The American people got fed up with the Democrats and elected Ronald Reagan to reengage the US in the Cold War. By this time the USSR was badly overextended. Reagan pushed them to the edge by rebuilding the American military, confronting the recent Soviet victories in Africa and Central America, opposing ongoing Wars of National Liberation (particularly the Soviet occupation of Afghanistan, deploying Pursing II missiles to counter the SS-20s in Europe. He gave the Poles moral support. Then he pushed them over the edge with his Strategic Defense Inactive (SDI). The threat to neutralize their offensive ICBM force could not be ignored but they did not have anything left to challenge the US with.
About that time Mikhail Gorbachev took over the Soviet Union. Gorbachev was a true believer who thought he could fix Communism and make it competitive. He tried to ease things up with Perestroika and Glasnost, but it was to little to late. Solidarity in Poland took advantage to get themselves elected as the new non-Communist government. When the Soviets didn't invade and put down the overthrow of the Communists the rest of Eastern Europe jumped on the bandwagon and revolted too. The Berlin Wall fell in 1981. Over the next two years the situation deteriorated in the Soviet Union itself as the economy collapsed and the various republics of the union demanded freedom too. By 1991 it was all over, and the Soviet Union was dissolved.

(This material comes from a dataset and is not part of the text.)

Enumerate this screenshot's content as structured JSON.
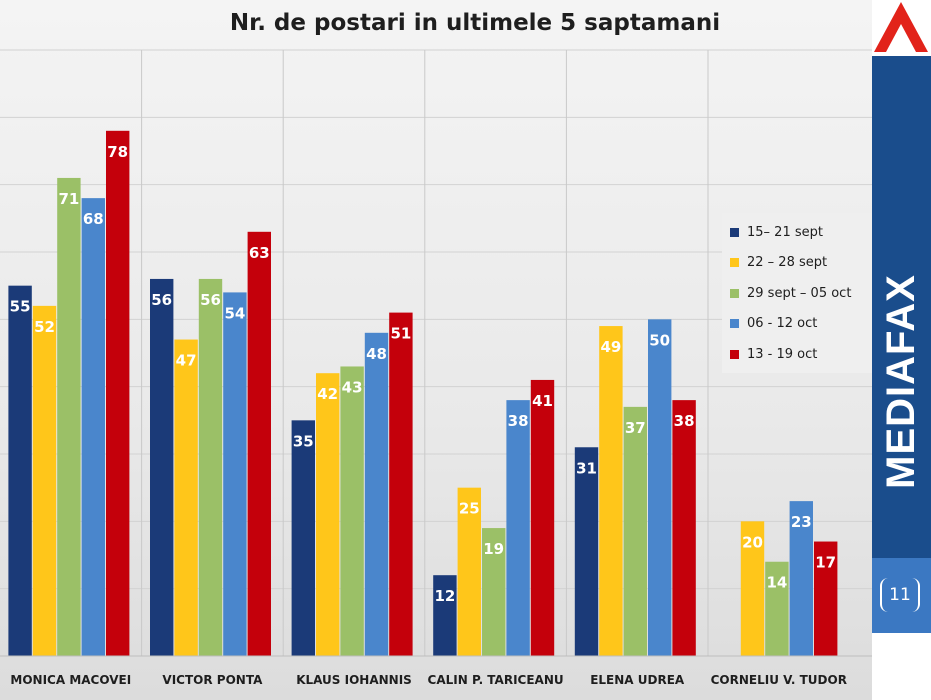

The journey between 1973 and 1991 was long an very strange. The American left-wing liberals have never come to grips with what happened and try to blame all kinds of exotic factors for the failure of Soviet Communism. They studiously ignore the 70s and early 80s when the Soviet Union sponsored many Wars of National Liberation that killed millions of people all across the world. They try to use the concept of détente in the 70s to explain things, but do not succeed very well.
The short answer is the Soviet economy collapsed after the USSR overextended itself in the 70s an 80s and the US reengaged it in the Cold War in 80s pushing it over the edge. The liberals hate this reason as it give Reagan's hard-line policies way more credit then they want to give him.